Paul Muldoon is an Irish poet and professor of poetry, as well as an editor, critic, playwright, lyricist and translator. He was born in Co. Armagh in 1951. Muldoon is the author of thirteen collections of poetry including Frolic and Detour (2019), One Thousand Things Worth Knowing (2015), Maggot (2010), Horse Latitudes (2006), Moy Sand and Gravel (2002), Hay (1998), The Annals of Chile (1994), Madoc: A Mystery (1990), Meeting the British (1987), Quoof (1983), Why Brownlee Left (1980), Mules (1977) and New Weather (1973).
He has also published innumerable smaller collections, works of criticism, opera libretti, books for children, song lyrics and radio and television drama. His poetry has been translated into twenty languages. Muldoon served as Professor of Poetry at Oxford University from 1999 to 2004 and as poetry editor of The New Yorker from 2007 to 2017. He has taught at Princeton University since 1987 and currently occupies the Howard G.B. Clark ’21 chair in the Humanities.
Paul Muldoon is a Fellow of the Royal Society of Literature and the American Academy of Arts and Letters. Among his awards are the 1994 T. S. Eliot Prize, the 1997 Irish Times Poetry Prize, the 2003 Griffin International Prize for Excellence in Poetry, the 2003 Pulitzer Prize for Poetry, the 2004 American Ireland Fund Literary Award, the 2004 Shakespeare Prize, the 2006 European Prize for Poetry, the 2017 Queen’s Gold Medal for Poetry, and the 2018 Seamus Heaney Award for Arts & Letters. He is the recipient of honorary doctorates from ten universities.
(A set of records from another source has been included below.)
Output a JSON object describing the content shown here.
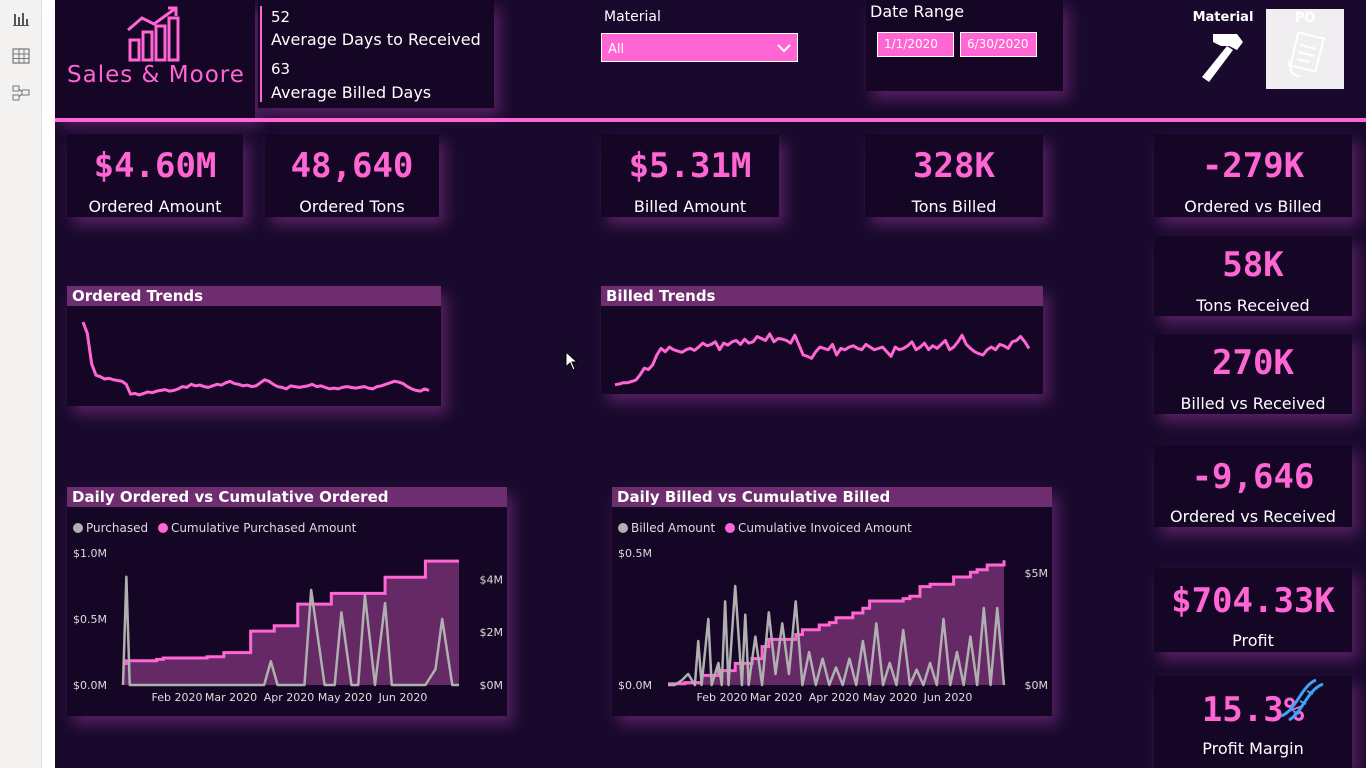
{
  "header": {
    "brand": "Sales & Moore",
    "avg_days_received_value": "52",
    "avg_days_received_label": "Average Days to Received",
    "avg_billed_days_value": "63",
    "avg_billed_days_label": "Average Billed Days"
  },
  "filters": {
    "material_label": "Material",
    "material_value": "All",
    "date_range_label": "Date Range",
    "date_start": "1/1/2020",
    "date_end": "6/30/2020"
  },
  "buttons": {
    "material_button_label": "Material",
    "po_button_label": "PO"
  },
  "kpis": {
    "ordered_amount": {
      "value": "$4.60M",
      "label": "Ordered Amount"
    },
    "ordered_tons": {
      "value": "48,640",
      "label": "Ordered Tons"
    },
    "billed_amount": {
      "value": "$5.31M",
      "label": "Billed Amount"
    },
    "tons_billed": {
      "value": "328K",
      "label": "Tons Billed"
    },
    "ordered_vs_billed": {
      "value": "-279K",
      "label": "Ordered vs Billed"
    },
    "tons_received": {
      "value": "58K",
      "label": "Tons Received"
    },
    "billed_vs_received": {
      "value": "270K",
      "label": "Billed vs Received"
    },
    "ordered_vs_received": {
      "value": "-9,646",
      "label": "Ordered vs Received"
    },
    "profit": {
      "value": "$704.33K",
      "label": "Profit"
    },
    "profit_margin": {
      "value": "15.3%",
      "label": "Profit Margin"
    }
  },
  "colors": {
    "accent": "#ff66d4",
    "background": "#190a2d",
    "panel": "#150626",
    "title_bar": "#6e2d6e",
    "gray_series": "#b0b0b0",
    "area_fill": "#6e2d6e"
  },
  "chart_data": [
    {
      "id": "ordered_trends",
      "type": "line",
      "title": "Ordered Trends",
      "x": [
        0,
        1,
        2,
        3,
        4,
        5,
        6,
        7,
        8,
        9,
        10,
        11,
        12,
        13,
        14,
        15,
        16,
        17,
        18,
        19,
        20,
        21,
        22,
        23,
        24,
        25,
        26,
        27,
        28,
        29,
        30,
        31,
        32,
        33,
        34,
        35,
        36,
        37,
        38,
        39,
        40,
        41,
        42,
        43,
        44,
        45,
        46,
        47,
        48,
        49,
        50,
        51,
        52,
        53,
        54,
        55,
        56,
        57,
        58,
        59,
        60,
        61,
        62,
        63,
        64,
        65,
        66,
        67,
        68,
        69,
        70,
        71,
        72,
        73,
        74,
        75,
        76,
        77,
        78,
        79,
        80
      ],
      "values": [
        100,
        85,
        45,
        30,
        28,
        25,
        26,
        24,
        23,
        22,
        18,
        5,
        6,
        4,
        6,
        8,
        7,
        9,
        10,
        11,
        9,
        10,
        12,
        15,
        14,
        18,
        16,
        17,
        15,
        14,
        16,
        18,
        17,
        20,
        22,
        19,
        18,
        16,
        17,
        15,
        16,
        20,
        24,
        22,
        18,
        15,
        14,
        12,
        16,
        15,
        14,
        15,
        16,
        18,
        15,
        16,
        14,
        12,
        13,
        12,
        14,
        15,
        14,
        13,
        14,
        15,
        13,
        12,
        15,
        16,
        18,
        20,
        22,
        21,
        19,
        15,
        12,
        10,
        9,
        12,
        10
      ],
      "ylim": [
        0,
        100
      ]
    },
    {
      "id": "billed_trends",
      "type": "line",
      "title": "Billed Trends",
      "x": [
        0,
        1,
        2,
        3,
        4,
        5,
        6,
        7,
        8,
        9,
        10,
        11,
        12,
        13,
        14,
        15,
        16,
        17,
        18,
        19,
        20,
        21,
        22,
        23,
        24,
        25,
        26,
        27,
        28,
        29,
        30,
        31,
        32,
        33,
        34,
        35,
        36,
        37,
        38,
        39,
        40,
        41,
        42,
        43,
        44,
        45,
        46,
        47,
        48,
        49,
        50,
        51,
        52,
        53,
        54,
        55,
        56,
        57,
        58,
        59,
        60,
        61,
        62,
        63,
        64,
        65,
        66,
        67,
        68,
        69,
        70,
        71,
        72,
        73,
        74,
        75,
        76,
        77,
        78,
        79,
        80,
        81,
        82,
        83,
        84,
        85,
        86,
        87,
        88,
        89,
        90,
        91,
        92,
        93,
        94,
        95,
        96,
        97,
        98,
        99
      ],
      "values": [
        5,
        6,
        8,
        8,
        10,
        12,
        20,
        30,
        28,
        35,
        50,
        60,
        55,
        62,
        58,
        56,
        54,
        58,
        60,
        57,
        62,
        68,
        64,
        66,
        70,
        58,
        68,
        65,
        70,
        72,
        66,
        74,
        68,
        70,
        78,
        75,
        72,
        82,
        70,
        75,
        74,
        72,
        68,
        80,
        65,
        50,
        48,
        45,
        55,
        62,
        60,
        58,
        66,
        50,
        60,
        58,
        62,
        64,
        60,
        58,
        66,
        62,
        58,
        60,
        62,
        55,
        48,
        62,
        58,
        60,
        64,
        70,
        58,
        62,
        68,
        58,
        64,
        60,
        66,
        72,
        58,
        62,
        70,
        80,
        66,
        60,
        55,
        52,
        50,
        58,
        62,
        58,
        66,
        64,
        60,
        70,
        72,
        78,
        70,
        60
      ],
      "ylim": [
        0,
        100
      ]
    },
    {
      "id": "daily_ordered_vs_cumulative",
      "type": "area",
      "title": "Daily Ordered vs Cumulative Ordered",
      "legend": [
        "Purchased",
        "Cumulative Purchased Amount"
      ],
      "x_ticks": [
        "Feb 2020",
        "Mar 2020",
        "Apr 2020",
        "May 2020",
        "Jun 2020"
      ],
      "y_left_ticks": [
        "$0.0M",
        "$0.5M",
        "$1.0M"
      ],
      "y_right_ticks": [
        "$0M",
        "$2M",
        "$4M"
      ],
      "series": [
        {
          "name": "Purchased",
          "axis": "left_millions",
          "x": [
            0,
            1,
            2,
            3,
            4,
            5,
            8,
            10,
            12,
            15,
            18,
            20,
            22,
            25,
            27,
            30,
            32,
            34,
            38,
            40,
            42,
            44,
            46,
            48,
            50,
            52,
            54,
            56,
            60,
            63,
            65,
            68,
            70,
            72,
            75,
            78,
            80,
            83,
            85,
            88,
            90,
            93,
            95,
            98,
            100
          ],
          "values": [
            0,
            0.82,
            0,
            0,
            0,
            0,
            0,
            0,
            0,
            0,
            0,
            0,
            0,
            0,
            0,
            0,
            0,
            0,
            0,
            0,
            0,
            0.18,
            0,
            0,
            0,
            0,
            0,
            0.72,
            0,
            0,
            0.55,
            0,
            0,
            0.68,
            0,
            0.62,
            0,
            0,
            0,
            0,
            0,
            0.12,
            0.5,
            0,
            0
          ]
        },
        {
          "name": "Cumulative Purchased Amount",
          "axis": "right_millions",
          "x": [
            0,
            1,
            2,
            3,
            8,
            10,
            12,
            15,
            18,
            20,
            22,
            25,
            30,
            34,
            35,
            38,
            40,
            45,
            48,
            50,
            52,
            54,
            60,
            62,
            65,
            70,
            75,
            78,
            80,
            85,
            90,
            95,
            100
          ],
          "values": [
            0.8,
            0.9,
            0.9,
            0.9,
            0.9,
            0.95,
            1.0,
            1.0,
            1.0,
            1.0,
            1.0,
            1.05,
            1.2,
            1.2,
            1.2,
            2.0,
            2.0,
            2.2,
            2.2,
            2.2,
            3.0,
            3.0,
            3.0,
            3.4,
            3.4,
            3.4,
            3.4,
            4.0,
            4.0,
            4.0,
            4.6,
            4.6,
            4.6
          ]
        }
      ]
    },
    {
      "id": "daily_billed_vs_cumulative",
      "type": "area",
      "title": "Daily Billed vs Cumulative Billed",
      "legend": [
        "Billed Amount",
        "Cumulative Invoiced Amount"
      ],
      "x_ticks": [
        "Feb 2020",
        "Mar 2020",
        "Apr 2020",
        "May 2020",
        "Jun 2020"
      ],
      "y_left_ticks": [
        "$0.0M",
        "$0.5M"
      ],
      "y_right_ticks": [
        "$0M",
        "$5M"
      ],
      "series": [
        {
          "name": "Billed Amount",
          "axis": "left_millions",
          "x": [
            0,
            2,
            4,
            6,
            8,
            9,
            10,
            12,
            13,
            15,
            16,
            17,
            18,
            20,
            22,
            23,
            24,
            26,
            28,
            30,
            32,
            34,
            36,
            38,
            40,
            42,
            44,
            46,
            48,
            50,
            52,
            54,
            56,
            58,
            60,
            62,
            64,
            66,
            68,
            70,
            72,
            74,
            76,
            78,
            80,
            82,
            84,
            86,
            88,
            90,
            92,
            94,
            96,
            98,
            100
          ],
          "values": [
            0,
            0,
            0.02,
            0.05,
            0,
            0.2,
            0,
            0.3,
            0,
            0.1,
            0,
            0.38,
            0,
            0.45,
            0,
            0.32,
            0,
            0.22,
            0,
            0.33,
            0.05,
            0.28,
            0.05,
            0.38,
            0,
            0.15,
            0,
            0.12,
            0,
            0.08,
            0,
            0.12,
            0,
            0.2,
            0,
            0.28,
            0,
            0.1,
            0,
            0.25,
            0,
            0.07,
            0,
            0.1,
            0,
            0.3,
            0,
            0.15,
            0,
            0.22,
            0,
            0.35,
            0,
            0.35,
            0
          ]
        },
        {
          "name": "Cumulative Invoiced Amount",
          "axis": "right_millions",
          "x": [
            0,
            5,
            10,
            15,
            20,
            25,
            28,
            30,
            35,
            38,
            40,
            45,
            48,
            50,
            55,
            58,
            60,
            65,
            70,
            72,
            75,
            78,
            80,
            85,
            88,
            90,
            92,
            95,
            100
          ],
          "values": [
            0.05,
            0.1,
            0.4,
            0.6,
            0.9,
            1.1,
            1.6,
            1.9,
            1.9,
            2.1,
            2.3,
            2.5,
            2.6,
            2.8,
            3.0,
            3.2,
            3.5,
            3.5,
            3.6,
            3.7,
            4.1,
            4.2,
            4.2,
            4.5,
            4.5,
            4.7,
            4.8,
            5.0,
            5.2
          ]
        }
      ]
    }
  ]
}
Paul Muldoon has been described by The Times Literary Supplement as ‘the most significant English–language poet born since the Second World War’. Roger Rosenblatt, writing in The New York Times Book Review, described Paul Muldoon as ‘one of the great poets of the past hundred years, who can be everything in his poems — word–playful, lyrical, hilarious, melancholy. And angry. Only Yeats before him could write with such measured fury.’